The event is set to take on a similar format to that used for last year’s match-up which took place in Vancouver at the annual meeting of the Association for the Advancement of Artificial Intelligence. There will be a series of 500-hand “duplicate” matches of fixed-limit hold’em, meaning in each match the two human competitors will simultaneously play 500 hands of LHE against Polaris, with the same series of cards being dealt in both contests; only the hole cards will be reversed. The total number of chips won or lost by each team will then be added together to determine the winner of that match.

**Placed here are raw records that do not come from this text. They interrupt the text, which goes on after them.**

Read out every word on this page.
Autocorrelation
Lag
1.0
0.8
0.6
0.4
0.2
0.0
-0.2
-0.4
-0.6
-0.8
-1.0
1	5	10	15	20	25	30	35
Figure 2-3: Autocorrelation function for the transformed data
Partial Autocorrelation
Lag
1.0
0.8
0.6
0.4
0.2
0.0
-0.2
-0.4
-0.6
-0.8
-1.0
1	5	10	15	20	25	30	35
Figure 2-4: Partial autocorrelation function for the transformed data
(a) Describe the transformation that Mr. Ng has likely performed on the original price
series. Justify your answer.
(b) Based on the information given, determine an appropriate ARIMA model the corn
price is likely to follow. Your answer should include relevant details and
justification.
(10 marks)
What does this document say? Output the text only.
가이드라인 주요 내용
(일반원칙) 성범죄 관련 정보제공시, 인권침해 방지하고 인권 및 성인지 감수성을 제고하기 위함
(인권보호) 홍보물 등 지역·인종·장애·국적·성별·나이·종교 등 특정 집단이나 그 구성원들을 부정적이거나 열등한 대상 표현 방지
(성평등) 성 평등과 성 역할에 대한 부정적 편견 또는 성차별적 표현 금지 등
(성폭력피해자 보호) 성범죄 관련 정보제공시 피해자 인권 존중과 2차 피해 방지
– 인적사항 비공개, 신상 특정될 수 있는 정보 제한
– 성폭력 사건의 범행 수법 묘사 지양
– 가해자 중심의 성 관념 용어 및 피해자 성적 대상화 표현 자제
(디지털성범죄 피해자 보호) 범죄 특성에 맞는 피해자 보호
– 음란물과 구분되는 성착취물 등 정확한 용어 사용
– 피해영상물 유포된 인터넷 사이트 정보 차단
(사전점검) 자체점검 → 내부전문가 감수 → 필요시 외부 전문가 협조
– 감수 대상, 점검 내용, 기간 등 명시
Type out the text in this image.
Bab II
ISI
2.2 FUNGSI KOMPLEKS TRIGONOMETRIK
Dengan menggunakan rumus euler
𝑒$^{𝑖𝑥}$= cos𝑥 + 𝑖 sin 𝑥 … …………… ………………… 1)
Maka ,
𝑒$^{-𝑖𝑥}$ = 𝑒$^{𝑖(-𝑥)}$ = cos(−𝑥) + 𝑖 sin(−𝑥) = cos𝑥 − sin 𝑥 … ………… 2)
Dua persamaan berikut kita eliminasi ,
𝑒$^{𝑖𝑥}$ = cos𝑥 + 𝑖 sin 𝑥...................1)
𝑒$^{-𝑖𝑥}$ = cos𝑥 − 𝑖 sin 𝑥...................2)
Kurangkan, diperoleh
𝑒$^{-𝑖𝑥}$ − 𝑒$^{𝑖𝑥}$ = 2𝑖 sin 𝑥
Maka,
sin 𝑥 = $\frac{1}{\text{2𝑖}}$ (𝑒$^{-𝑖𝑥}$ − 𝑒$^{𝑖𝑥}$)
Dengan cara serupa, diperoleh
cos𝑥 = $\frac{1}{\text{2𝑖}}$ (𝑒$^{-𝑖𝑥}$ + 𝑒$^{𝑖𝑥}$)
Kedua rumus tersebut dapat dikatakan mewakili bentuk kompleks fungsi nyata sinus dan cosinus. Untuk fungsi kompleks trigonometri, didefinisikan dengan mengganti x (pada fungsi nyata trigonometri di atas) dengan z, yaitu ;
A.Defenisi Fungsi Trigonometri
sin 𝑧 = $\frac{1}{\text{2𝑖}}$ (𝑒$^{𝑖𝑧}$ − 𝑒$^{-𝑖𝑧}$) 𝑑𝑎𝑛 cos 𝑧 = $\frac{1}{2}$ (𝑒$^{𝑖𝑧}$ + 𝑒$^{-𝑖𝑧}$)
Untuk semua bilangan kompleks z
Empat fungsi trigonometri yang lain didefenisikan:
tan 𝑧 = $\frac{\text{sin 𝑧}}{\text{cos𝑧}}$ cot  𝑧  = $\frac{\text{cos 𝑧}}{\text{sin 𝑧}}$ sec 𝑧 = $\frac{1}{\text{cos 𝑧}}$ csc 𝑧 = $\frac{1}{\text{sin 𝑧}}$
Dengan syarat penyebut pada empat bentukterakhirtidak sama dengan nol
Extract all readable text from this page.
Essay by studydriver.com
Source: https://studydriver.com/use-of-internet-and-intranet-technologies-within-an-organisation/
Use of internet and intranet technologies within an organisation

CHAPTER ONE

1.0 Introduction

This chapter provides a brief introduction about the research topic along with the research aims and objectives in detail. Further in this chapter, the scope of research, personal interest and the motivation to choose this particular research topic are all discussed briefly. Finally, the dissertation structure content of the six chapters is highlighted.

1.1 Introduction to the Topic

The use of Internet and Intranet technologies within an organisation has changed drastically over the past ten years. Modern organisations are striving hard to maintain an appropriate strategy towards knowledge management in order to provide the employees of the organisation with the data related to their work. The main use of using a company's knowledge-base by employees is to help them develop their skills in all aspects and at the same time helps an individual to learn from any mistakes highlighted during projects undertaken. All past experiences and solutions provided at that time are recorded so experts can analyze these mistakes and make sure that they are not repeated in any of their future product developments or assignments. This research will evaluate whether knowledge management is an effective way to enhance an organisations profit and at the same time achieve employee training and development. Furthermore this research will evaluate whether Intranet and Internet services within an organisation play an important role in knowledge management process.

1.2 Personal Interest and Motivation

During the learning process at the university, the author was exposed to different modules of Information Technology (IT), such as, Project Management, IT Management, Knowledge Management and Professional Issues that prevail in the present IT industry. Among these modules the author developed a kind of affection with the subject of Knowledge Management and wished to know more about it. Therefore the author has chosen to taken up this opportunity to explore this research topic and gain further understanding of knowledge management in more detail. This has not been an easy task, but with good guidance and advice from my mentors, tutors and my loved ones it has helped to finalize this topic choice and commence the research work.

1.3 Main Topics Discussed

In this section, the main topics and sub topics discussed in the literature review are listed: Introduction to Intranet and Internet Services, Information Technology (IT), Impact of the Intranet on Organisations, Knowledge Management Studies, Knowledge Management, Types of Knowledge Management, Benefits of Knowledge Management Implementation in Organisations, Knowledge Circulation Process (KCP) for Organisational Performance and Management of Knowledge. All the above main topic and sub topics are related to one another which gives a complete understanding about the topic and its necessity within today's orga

Following the “duplicate” poker format lessens the luck factor, making the match a more accurate measure of the relative poker-playing skill of the humans and that of Polaris.

“My goal will be to stay aggressive and to avoid tendencies that can be exploited,” says Grudzien. Such a strategy will no doubt be necessary. Prior to last summer’s competition, Jonathan Schaeffer, chair of the Computing Science department at the University of Alberta and head of the CPRG, explained that Polaris is has in fact been designed in such a way that it “learns, adapts, and exploits the weaknesses of any opponent.”